Reflecting on Next Generation Radio Boot Camp

By Jacob Solis

It’s always an exciting thing, to be accepted. When I got the email from program coordinator Doug Mitchell that I had been accepted into Reno’s 2017 NPR Next Generation boot camp — something I had been hoping to do since I arrived in Reno three years ago — I was ecstatic.

That excitement never really diminished, but to be sure, the project challenged me from the start. First, there was the story itself. The prompt was “first days in America,” and it threw me for a loop. I had no contact who immediately fit the bill, thus, the cold calling began.

At one point I was juggling about six very promising leads, but, because luck was on my side, they all managed to fall through for one reason or another. Ultimately, I set my sights on Manuel, a man who came to America when he crossed the border at just 11 years old.

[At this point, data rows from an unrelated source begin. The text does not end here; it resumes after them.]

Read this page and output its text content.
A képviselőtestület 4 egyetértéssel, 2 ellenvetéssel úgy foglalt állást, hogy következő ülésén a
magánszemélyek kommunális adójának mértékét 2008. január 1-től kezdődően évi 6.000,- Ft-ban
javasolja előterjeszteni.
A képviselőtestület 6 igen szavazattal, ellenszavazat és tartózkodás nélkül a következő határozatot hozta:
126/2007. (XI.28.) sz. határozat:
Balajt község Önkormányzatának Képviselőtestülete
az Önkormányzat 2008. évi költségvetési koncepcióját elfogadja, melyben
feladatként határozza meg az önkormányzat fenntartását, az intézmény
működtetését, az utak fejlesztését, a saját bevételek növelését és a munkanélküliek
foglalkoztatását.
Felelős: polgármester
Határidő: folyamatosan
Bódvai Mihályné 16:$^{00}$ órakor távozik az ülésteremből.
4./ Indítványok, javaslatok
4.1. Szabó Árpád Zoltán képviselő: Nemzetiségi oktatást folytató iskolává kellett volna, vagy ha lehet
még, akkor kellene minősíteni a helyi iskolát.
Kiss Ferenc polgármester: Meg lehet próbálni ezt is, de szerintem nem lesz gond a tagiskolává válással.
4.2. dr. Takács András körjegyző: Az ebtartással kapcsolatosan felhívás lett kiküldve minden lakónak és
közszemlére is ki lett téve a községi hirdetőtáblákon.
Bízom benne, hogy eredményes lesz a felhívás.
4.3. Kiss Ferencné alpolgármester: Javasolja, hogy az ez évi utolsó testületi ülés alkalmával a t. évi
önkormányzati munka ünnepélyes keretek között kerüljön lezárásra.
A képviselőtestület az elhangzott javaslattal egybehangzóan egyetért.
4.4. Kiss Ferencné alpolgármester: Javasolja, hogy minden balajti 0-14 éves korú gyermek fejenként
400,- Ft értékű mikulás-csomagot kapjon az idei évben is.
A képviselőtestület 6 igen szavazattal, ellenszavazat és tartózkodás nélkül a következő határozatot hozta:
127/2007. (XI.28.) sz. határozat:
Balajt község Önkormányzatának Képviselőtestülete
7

His story had interested me from the start, and I’m glad I was able to tell it. And more than that, throughout all the challenges this project provided (and there were many), I’m enormously grateful that I had this opportunity in the first place.

For instance, the interview process itself was smooth, if not taxing. Manuel was telling us his story along with his 83-year-old father. As the interview continued to drag on as we pressed for more and more details, the wear on his father became more and more apparent.

Even so, we needed their story and we needed them to tell it in a way that resonated with others. Thus, despite the fatigue of everyone in the room, we all pressed on. More than that, Manuel and his family were incredibly accommodating, and if it were not for their hospitality, this story, in the form it exists now, couldn’t exist.